La Cámara de Representantes se niega a hacerlas. No quiere oficialmente tener conocimiento del asunto, porque ello es traicionar la Constitución, violar la ley, ofender el mandato que se ha recibido del pueblo. Ante esta realidad, se convoca una reunión de jefes y oficiales. El brigadier Rafael Rodriguez plantea con neta claridad la cuestión. Se está definitivamente ante un dilema. Se va a decidir la continuación de la guerra o la aceptación de la paz. Y nadie votó por la guerra. Comunicado este hecho a la Cámara, ésta se reunió. Estaban presentes Salvador Cisneros, Juan Bautista Spotorno, José Aurelio Pérez, Federico y Luis Victoriano Betancourt, Miguel Betancourt, Antonio Aguilar y Francisco Sánchez. Ante los sucesos consumados, Spotorno renuncia  su acta de diputado. Cisneros se niega a hacerlo. Dice palabras de hermosa gallardía. Solemnemente protesta contra todo lo que se ha realizado y pretende realizarse. Ninguno de los otros lo acompañó en su decisión y el Cuerpo quedó disuelto, era el ocho de febrero. En la finca San Agustín del Brazo.

Para ultimar los arreglos de paz con Martínez Campos se designó un comité integrado por los brigadieres Manuel Suárez y Rafael Rodríguez, los coroneles Juan Bautista Spotorno y Emilio L. Luaces, el teniente-coronel Ramón Roa, el comandante Enrique Collazo y el ciudadano Ramón Pérez Trujillo.
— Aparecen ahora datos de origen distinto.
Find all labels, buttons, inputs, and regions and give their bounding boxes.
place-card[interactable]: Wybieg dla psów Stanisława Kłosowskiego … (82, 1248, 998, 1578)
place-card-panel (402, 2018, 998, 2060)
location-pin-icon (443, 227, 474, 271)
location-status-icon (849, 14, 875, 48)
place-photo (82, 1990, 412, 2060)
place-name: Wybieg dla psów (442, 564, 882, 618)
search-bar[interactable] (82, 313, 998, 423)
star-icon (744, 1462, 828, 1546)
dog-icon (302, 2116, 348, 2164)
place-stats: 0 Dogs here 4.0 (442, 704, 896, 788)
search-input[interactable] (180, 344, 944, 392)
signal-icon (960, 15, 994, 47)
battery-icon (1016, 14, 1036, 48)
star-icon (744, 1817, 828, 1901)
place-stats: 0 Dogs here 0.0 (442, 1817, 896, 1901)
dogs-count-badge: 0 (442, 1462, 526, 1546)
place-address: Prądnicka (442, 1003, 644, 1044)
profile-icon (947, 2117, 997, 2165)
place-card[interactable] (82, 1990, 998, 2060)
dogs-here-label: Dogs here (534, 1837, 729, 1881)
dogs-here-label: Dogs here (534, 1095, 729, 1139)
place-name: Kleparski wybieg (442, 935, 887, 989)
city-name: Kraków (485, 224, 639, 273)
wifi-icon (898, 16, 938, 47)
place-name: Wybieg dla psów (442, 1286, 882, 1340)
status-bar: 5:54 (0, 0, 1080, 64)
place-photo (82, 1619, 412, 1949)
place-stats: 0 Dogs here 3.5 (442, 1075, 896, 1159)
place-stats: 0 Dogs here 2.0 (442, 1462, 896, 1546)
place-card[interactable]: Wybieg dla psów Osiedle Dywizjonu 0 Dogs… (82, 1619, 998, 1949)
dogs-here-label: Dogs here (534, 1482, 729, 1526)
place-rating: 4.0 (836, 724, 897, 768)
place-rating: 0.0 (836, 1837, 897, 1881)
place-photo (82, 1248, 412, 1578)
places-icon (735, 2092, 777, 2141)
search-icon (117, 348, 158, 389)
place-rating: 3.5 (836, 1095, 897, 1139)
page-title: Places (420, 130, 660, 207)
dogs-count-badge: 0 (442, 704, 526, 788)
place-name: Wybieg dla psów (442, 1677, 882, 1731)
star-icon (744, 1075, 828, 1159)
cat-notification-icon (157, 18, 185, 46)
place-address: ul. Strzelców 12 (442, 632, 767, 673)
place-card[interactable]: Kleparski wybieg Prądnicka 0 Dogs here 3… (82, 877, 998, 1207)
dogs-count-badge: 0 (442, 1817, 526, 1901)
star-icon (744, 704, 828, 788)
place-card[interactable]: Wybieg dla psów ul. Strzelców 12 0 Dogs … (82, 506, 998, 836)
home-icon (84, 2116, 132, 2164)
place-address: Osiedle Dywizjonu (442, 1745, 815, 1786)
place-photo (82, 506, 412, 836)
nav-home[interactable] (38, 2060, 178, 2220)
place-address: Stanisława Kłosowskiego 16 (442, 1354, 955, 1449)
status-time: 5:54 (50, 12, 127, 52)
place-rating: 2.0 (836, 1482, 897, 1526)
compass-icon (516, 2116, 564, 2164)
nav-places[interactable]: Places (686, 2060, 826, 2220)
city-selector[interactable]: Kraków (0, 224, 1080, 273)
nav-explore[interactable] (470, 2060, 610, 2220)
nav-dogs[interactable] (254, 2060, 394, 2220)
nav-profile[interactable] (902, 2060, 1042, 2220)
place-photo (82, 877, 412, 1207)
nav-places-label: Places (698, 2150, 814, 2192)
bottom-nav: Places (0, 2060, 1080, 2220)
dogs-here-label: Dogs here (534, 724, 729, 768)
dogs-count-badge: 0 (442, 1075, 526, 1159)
Se pidió a Vicente García la renuncia de su cargo, se redactaron las contraproposiciones que se presentarían al español y se nombraron a Roa y a Luaces para que se entrevistaran con Martínez Campos.

Las proposiciones del Comité se diferenciaban de las de Martínez Campos, esencialmente, en dos puntos. En el orden político se demandaba, en vez de la equiparación con Puerto Rico, la asimilación a las provincias españolas, con la excepción de las quintas.

Y después de la capitulación vinieron las calumnias, las injurias, las ofensas. Cayeron sobre los capitulados las más soeces agresiones. Procedían de quienes no estaban resaltados por la autoridad del sacrificio y el heroísmo. Los que pactaron con Martínez Campos lo hicieron bajo el imperio de circunstancias insoslayables. Diez años de sacrificio en vano, ante la indiferencia de un pueblo que dio a las filas españolas treinta mil soldados, justificaba la decisión que se tramitó, por parte de los españoles, con suma delicadeza, con celoso respeto para el honor de los cubanos. Ninguno de los que intervinieron en la celebración del pacto tuvieron responsabilidad alguna.

La responsabilidad del Zanjón cae sobre los cubanos que se mantuvieron en sus casas, mientras una ínfima minoría se consumía en la manigua. Sobre los que no pelearon, ni aportaron nada, ni dinero ni alimentos a la gesta emancipadora. Sobre los que se sumaron guerrillescamente a la casa de los opresores. Sobre los cubanos que melancólicamente contempló Máximo Gómez en San Luis. Mirándolos el glorioso caudillo exclamó: Cuba no puede ser libre.

Sobre los hombres del Zanjón cayó toda la condenación. Se les imputaron pecados y delitos. Se dijo de ellos que se habían vendido al oro español. Natural era la calumnia. De ella no se salvan nunca los que tienen sustancia de mártires o vocación de fundadores.